Sociaaldemocratische Partij van Georgië

Uit Wikipedia, de vrije encyclopedie
საქართველოს სოციალ-დემოკრატიული პარტია
Sociaaldemocratische Partij van Georgië
Georgische sociaaldemocratische afgevaardigden in de Russische Doema (1906)
Geschiedenis
Opgericht 1892
Opheffing ca. 1953
Voormalige namen Mesame Dasi[1]
Algemene gegevens
Actief in Keizerrijk Rusland,
Transkaukasische Democratische Federatieve Republiek,
Democratische Republiek Georgië
Hoofdkantoor Tbilisi
Krant Ertoba[2]
Aantal leden 80.000[3]
Richting Links
Ideologie Marxisme
Mensjewisme
Sociaaldemocratie
Internationale organisatie Tweede Internationale
Portaal  Portaalicoon   Politiek
Georgië

De Sociaaldemocratische Partij van Georgië (Georgisch: საქართველოს სოციალ-დემოკრატიული პარტია, Sakartvelos Sotsial-Demokratioeli Partia), ook wel bekend als de Mensjewistische Partij van Georgië, was een Georgische marxistische en sociaaldemocratische politieke partij die de Democratische Republiek Georgië bestuurde.
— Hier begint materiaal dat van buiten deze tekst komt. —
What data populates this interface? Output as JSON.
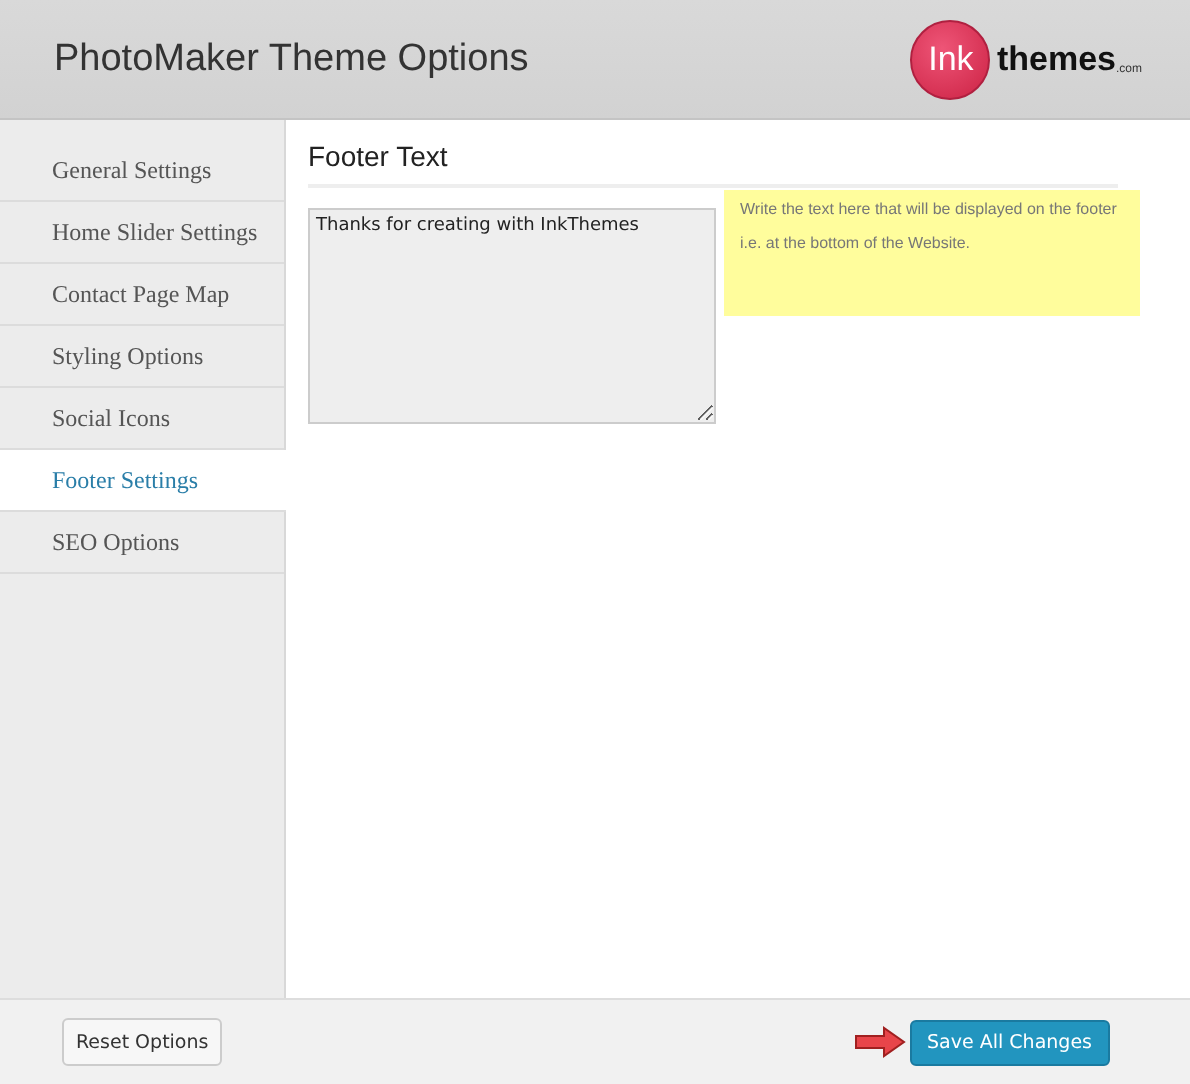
{
  "header": {
    "title": "PhotoMaker Theme Options",
    "logo": {
      "mark": "Ink",
      "word": "themes",
      "suffix": ".com"
    }
  },
  "sidebar": {
    "items": [
      {
        "label": "General Settings",
        "selected": false
      },
      {
        "label": "Home Slider Settings",
        "selected": false
      },
      {
        "label": "Contact Page Map",
        "selected": false
      },
      {
        "label": "Styling Options",
        "selected": false
      },
      {
        "label": "Social Icons",
        "selected": false
      },
      {
        "label": "Footer Settings",
        "selected": true
      },
      {
        "label": "SEO Options",
        "selected": false
      }
    ]
  },
  "section": {
    "title": "Footer Text",
    "field": {
      "value": "Thanks for creating with InkThemes"
    },
    "help": "Write the text here that will be displayed on the footer i.e. at the bottom of the Website."
  },
  "footer": {
    "reset": "Reset Options",
    "save": "Save All Changes"
  }
}
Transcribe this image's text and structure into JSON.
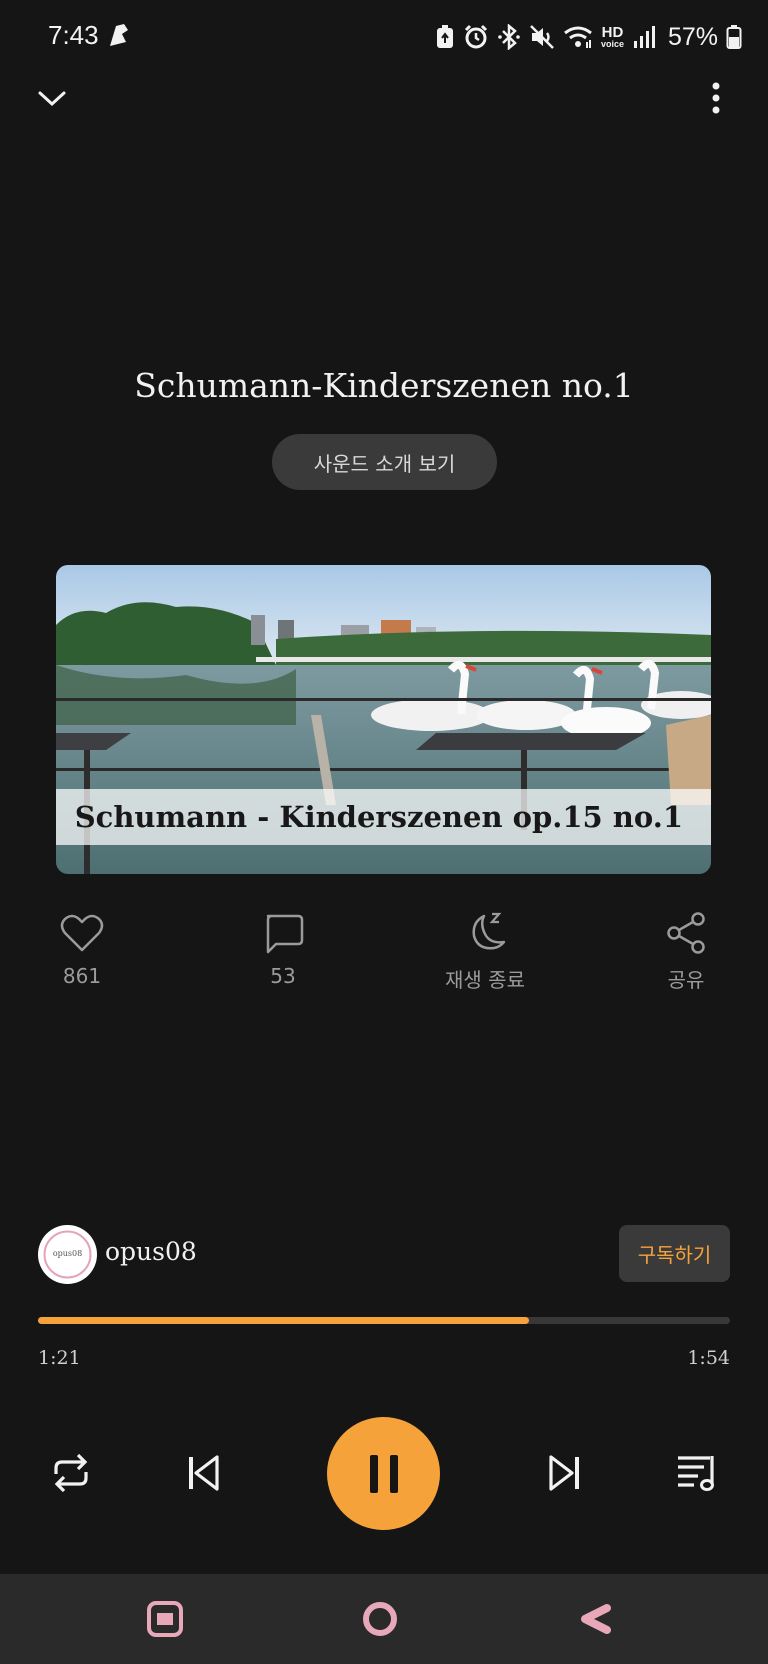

Na de Sovjet-annexatie van Georgië in 1921 werd de partij verboden in de Georgische sovjetrepubliek, maar leefde nog decennia voort in de emigrantengemeenschap. De partij werd feitelijk ontbonden nadat de belangrijkste leiders in ballingschap waren overleden.

Geschiedenis[bewerken | brontekst bewerken]

In de laatste decennia van de 19e eeuw joegen de intellectuelen Ilia Tsjavtsjavadze en Akaki Tsereteli het Georgisch culturele en nationale zelfbewustzijn aan tegen het Russische autoritaire bewind.[4] Er ontstonden meerdere bewegingen die ondanks hun verschillen gematigder en meer bourgeois-nationalistisch waren dan de latere marxisten. Ze streefden niet naar het herstel van de onafhankelijkheid, maar naar een progressief sociaal rechtvaardig Rusland waar lokale talen, tradities en universele mensenrechten gerespecteerd zouden worden.

Mesame Dasi[bewerken | brontekst bewerken]

De vrijheidsidealen kregen een politieke factor onder invloed van 'Het Kapitaal' van Karl Marx, dat bij een jongere generatie Georgische intellectuelen beklijfde. Arbeidersschrijver Egnate Ninosjvili nam in 1892 het initiatief tot Mesame Dasi ('Derde Groep'), de eerste sociaaldemocratische beweging in de Kaukasus.[5] Op de eerste bijeenkomst in Kvirila (Zestafoni) waren hoofdrolspelers van de Georgische onafhankelijkheid aanwezig, waaronder Noë Zjordania en Nikoloz Tsjcheidze.[6][8] Mesame Dasi transformeerde later in de Sociaaldemocratische Partij van Georgië.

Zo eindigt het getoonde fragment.